Spielberg, Day-Lewis, and "Lincoln": My (Re)View



          Steven Spielberg's just-opened treatment of the Lincoln myth stars Daniel Day-Lewis.  Both director and star are given to excess, so it may come as a surprise that this marriage is not a strained struggle of over-sized egos.  Instead, Lincoln is an important film that covers the political maneuverings that led to the passage of the 13th amendment outlawing slavery and takes place in about a thirty-day period in early 1865.  More, it is an eerily photographic treatment that seems taken out of the pages of Civil War photojournalism. 
          However, if Lincoln is an important and beautiful film, it isn't nearly as good as a movie.
          The chief reason for this is its unrelenting barrage of talk.  Tony Kushner's first version of the screenplay ran to an unheard-of 500 pages, which he whittled down to about 130 pages that unreel in two and a half hours.  The length would not have been a problem had it not been for a serious imbalance between talk and action:  there isn't much motion in this motion picture.

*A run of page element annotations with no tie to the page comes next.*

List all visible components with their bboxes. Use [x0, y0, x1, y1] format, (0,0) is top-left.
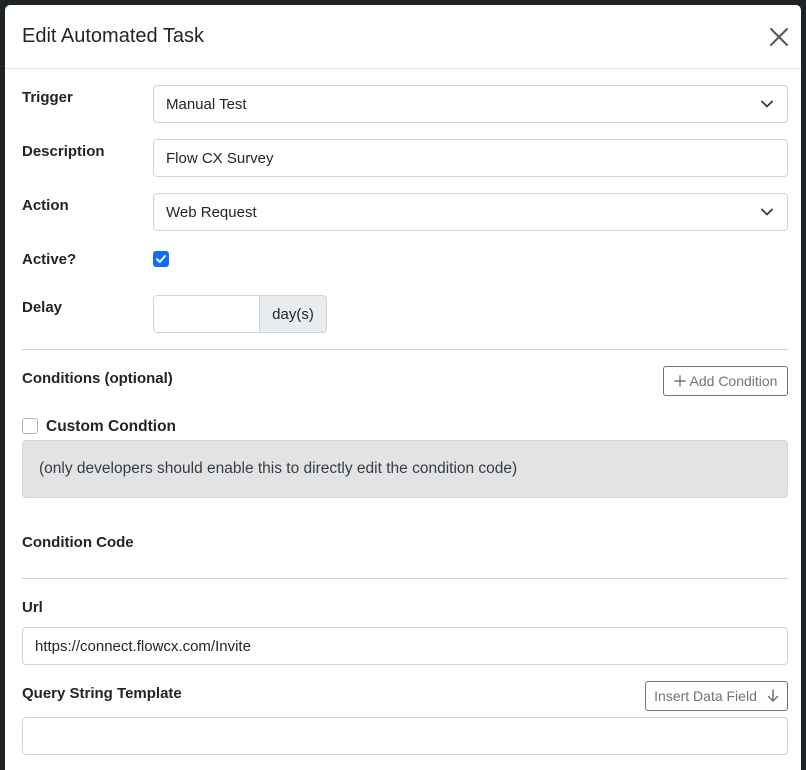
add-condition-label: Add Condition: [689, 373, 778, 389]
custom-condition-label: Custom Condtion: [46, 418, 177, 435]
custom-condition-info: (only developers should enable this to d…: [22, 440, 788, 498]
delay-input[interactable]: [153, 295, 260, 333]
description-label: Description: [22, 143, 105, 160]
conditions-label: Conditions (optional): [22, 370, 173, 387]
custom-condition-checkbox[interactable]: [22, 418, 38, 434]
delay-label: Delay: [22, 299, 63, 316]
action-select[interactable]: Web Request: [153, 193, 788, 231]
trigger-select[interactable]: Manual Test: [153, 85, 788, 123]
close-button[interactable]: [769, 27, 789, 47]
url-label: Url: [22, 599, 43, 616]
trigger-select-value: Manual Test: [166, 95, 247, 113]
section-divider: [22, 349, 788, 350]
check-icon: [156, 255, 166, 263]
action-label: Action: [22, 197, 69, 214]
arrow-down-icon: [767, 689, 779, 702]
edit-task-modal: Edit Automated Task Trigger Manual Test …: [5, 5, 801, 770]
description-input-value: Flow CX Survey: [166, 149, 274, 167]
chevron-down-icon: [761, 100, 773, 108]
query-string-input[interactable]: [22, 717, 788, 755]
close-icon: [770, 28, 788, 46]
plus-icon: [673, 375, 686, 387]
trigger-label: Trigger: [22, 89, 73, 106]
chevron-down-icon: [761, 208, 773, 216]
active-label: Active?: [22, 251, 77, 268]
url-input-value: https://connect.flowcx.com/Invite: [35, 637, 251, 655]
insert-data-field-button[interactable]: Insert Data Field: [645, 681, 788, 711]
modal-title: Edit Automated Task: [22, 25, 204, 47]
add-condition-button[interactable]: Add Condition: [663, 366, 788, 396]
url-input[interactable]: https://connect.flowcx.com/Invite: [22, 627, 788, 665]
query-string-label: Query String Template: [22, 685, 182, 702]
description-input[interactable]: Flow CX Survey: [153, 139, 788, 177]
active-checkbox[interactable]: [153, 251, 169, 267]
insert-data-field-label: Insert Data Field: [654, 688, 757, 704]
action-select-value: Web Request: [166, 203, 257, 221]
delay-unit: day(s): [259, 295, 327, 333]
modal-header: Edit Automated Task: [5, 5, 801, 69]
condition-code-label: Condition Code: [22, 534, 134, 551]
section-divider: [22, 578, 788, 579]
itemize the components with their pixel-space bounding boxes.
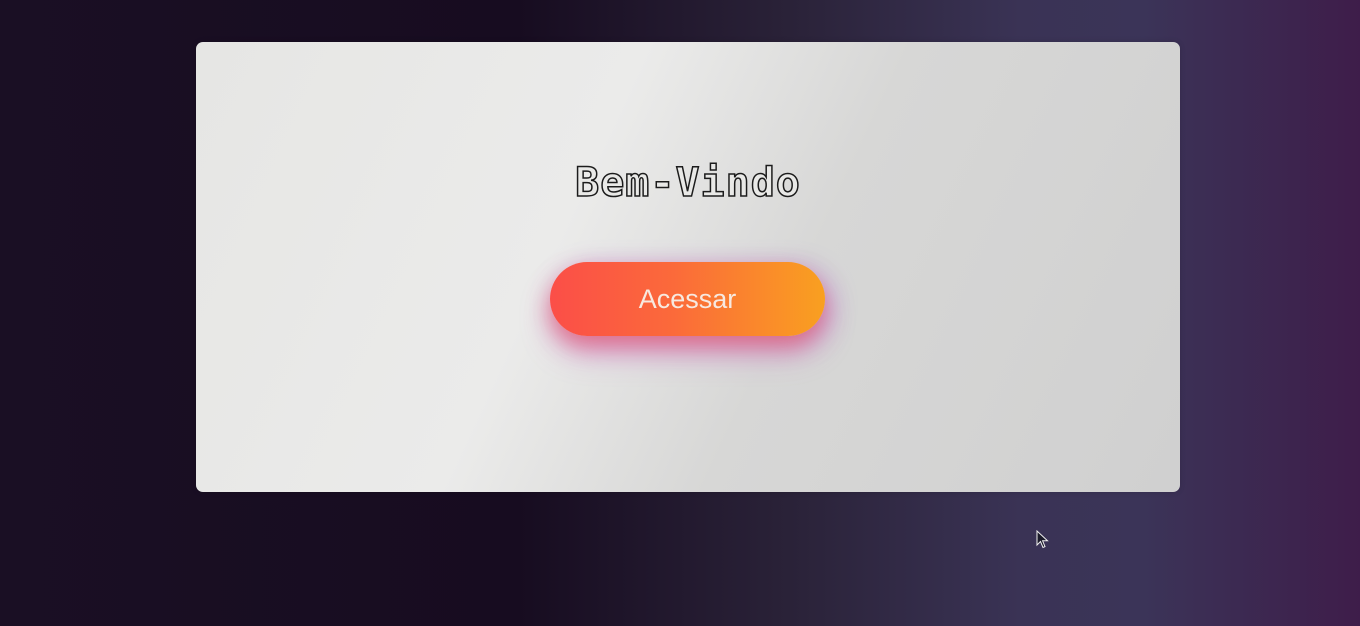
- welcome-title: Bem-Vindo: [574, 159, 801, 207]
- mouse-pointer-icon: [1036, 530, 1049, 549]
- welcome-card: Bem-Vindo Acessar: [196, 42, 1180, 492]
- access-button[interactable]: Acessar: [550, 262, 825, 336]
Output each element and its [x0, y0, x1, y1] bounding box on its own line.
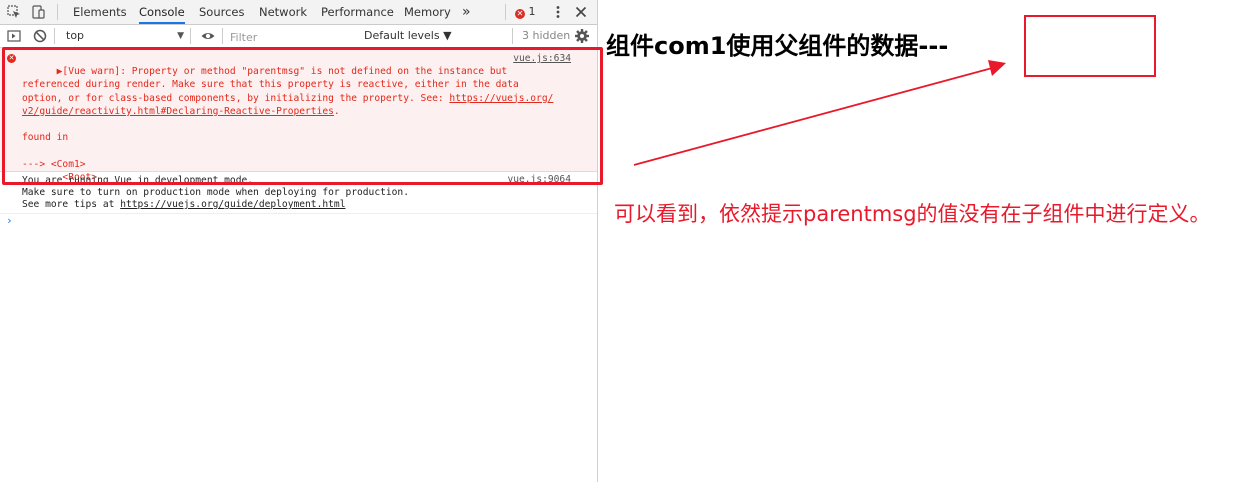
empty-output-box [1024, 15, 1156, 77]
device-toolbar-icon[interactable] [30, 4, 46, 20]
more-tabs-button[interactable]: » [462, 0, 471, 24]
inspect-element-icon[interactable] [6, 4, 22, 20]
error-icon: ✕ [7, 54, 16, 63]
console-messages: ✕ ▶[Vue warn]: Property or method "parent… [0, 48, 597, 230]
devtools-tabbar: Elements Console Sources Network Perform… [0, 0, 597, 25]
info-line-2: Make sure to turn on production mode whe… [22, 187, 409, 198]
tab-sources[interactable]: Sources [199, 0, 245, 24]
close-icon[interactable] [573, 4, 589, 20]
context-select[interactable]: top ▼ [60, 27, 188, 45]
hidden-messages-count: 3 hidden [522, 29, 571, 42]
filter-input[interactable] [228, 28, 352, 46]
tab-performance[interactable]: Performance [321, 0, 394, 24]
error-source-link[interactable]: vue.js:634 [513, 52, 571, 65]
tab-console[interactable]: Console [139, 0, 185, 24]
vue-warn-error-message[interactable]: ✕ ▶[Vue warn]: Property or method "parent… [0, 48, 597, 183]
more-options-icon[interactable] [550, 4, 566, 20]
dev-mode-info-message: You are running Vue in development mode.… [0, 172, 597, 214]
console-prompt[interactable]: › [0, 214, 597, 230]
live-expression-eye-icon[interactable] [200, 28, 216, 44]
context-value: top [66, 29, 85, 42]
annotation-arrow [633, 60, 1006, 166]
tab-elements[interactable]: Elements [73, 0, 127, 24]
error-count-badge[interactable]: ✕ 1 [515, 0, 536, 24]
tab-network[interactable]: Network [259, 0, 307, 24]
console-toolbar: top ▼ Default levels ▼ 3 hidden [0, 25, 597, 48]
tab-memory[interactable]: Memory [404, 0, 451, 24]
error-text-end: . [333, 105, 340, 117]
log-levels-dropdown[interactable]: Default levels ▼ [364, 25, 452, 47]
error-count: 1 [528, 5, 536, 18]
error-icon: ✕ [515, 9, 525, 19]
reactivity-doc-link-cont[interactable]: v2/guide/reactivity.html#Declaring-React… [22, 106, 334, 117]
info-line-3: See more tips at [22, 199, 121, 210]
info-line-1: You are running Vue in development mode. [22, 175, 254, 186]
dropdown-arrow-icon: ▼ [177, 31, 184, 41]
deployment-doc-link[interactable]: https://vuejs.org/guide/deployment.html [120, 199, 345, 210]
show-sidebar-icon[interactable] [6, 28, 22, 44]
info-source-link[interactable]: vue.js:9064 [507, 174, 571, 186]
devtools-panel: Elements Console Sources Network Perform… [0, 0, 598, 482]
error-text: ▶[Vue warn]: Property or method "parentm… [22, 66, 519, 104]
console-settings-gear-icon[interactable] [574, 28, 590, 44]
reactivity-doc-link[interactable]: https://vuejs.org/ [449, 93, 553, 104]
annotation-note: 可以看到，依然提示parentmsg的值没有在子组件中进行定义。 [614, 202, 1211, 226]
clear-console-icon[interactable] [32, 28, 48, 44]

          Making matters worse for the audience is that the characters, although based on real people , are mostly unknown today.  We do not automatically know what their political positions were, what the congressional alliances looked like, or even why all the northerners did not have similar thoughts about a constitutional  amendment to outlaw slavery.  Nor are we in on the political dialogue or even the vocabulary of the time; the very words “Republican” and “Democrat,” and the parties they represent, are roughly opposite to their modern counterparts.  
           Lincoln's own political and moral positions are also hard to pin down because the film doesn't show how he had morphed from a Colonizationist (in favor of relocating slaves back to Africa) to the author of the Emancipation Proclamation and the engineer of the 13th Amendment.
           Not all of Kushner's words are political, however.  Just to break things up, there are occasional passages between Mr. and Mrs. Lincoln in marital strife--words about her madness, their dead son Willy, and their relationship.  The Abraham vs. Mary drama is loud, but not character-revealing.  One would have to go into the movie theater with knowledge of Mary Lincoln's fragile mental health and her conniving, free-spending excesses to make sense of it all.  And it is in one single scene, where the Lincoln marriage is shown at its worst, that we get Daniel Day-Lewis, who in the rest of the film is Oscar-good, resorting to the screaming school of overacting that mars his worst work, as for example in Gangs of New York.
          In short, Lincoln is too long, too wordy, too politically indecipherable, and it is hurt rather than helped by the beautiful photographic stills that don't take enough advantage of the cinema as a motion picture art form. The film may be personally inspiring, morally uplifting, historically accurate, and beautifully shot, but as a movie, it's too talky and preachy.  Amazingly, Spielberg has managed to make Lincoln the man and Lincoln the movie both tiresome and boring.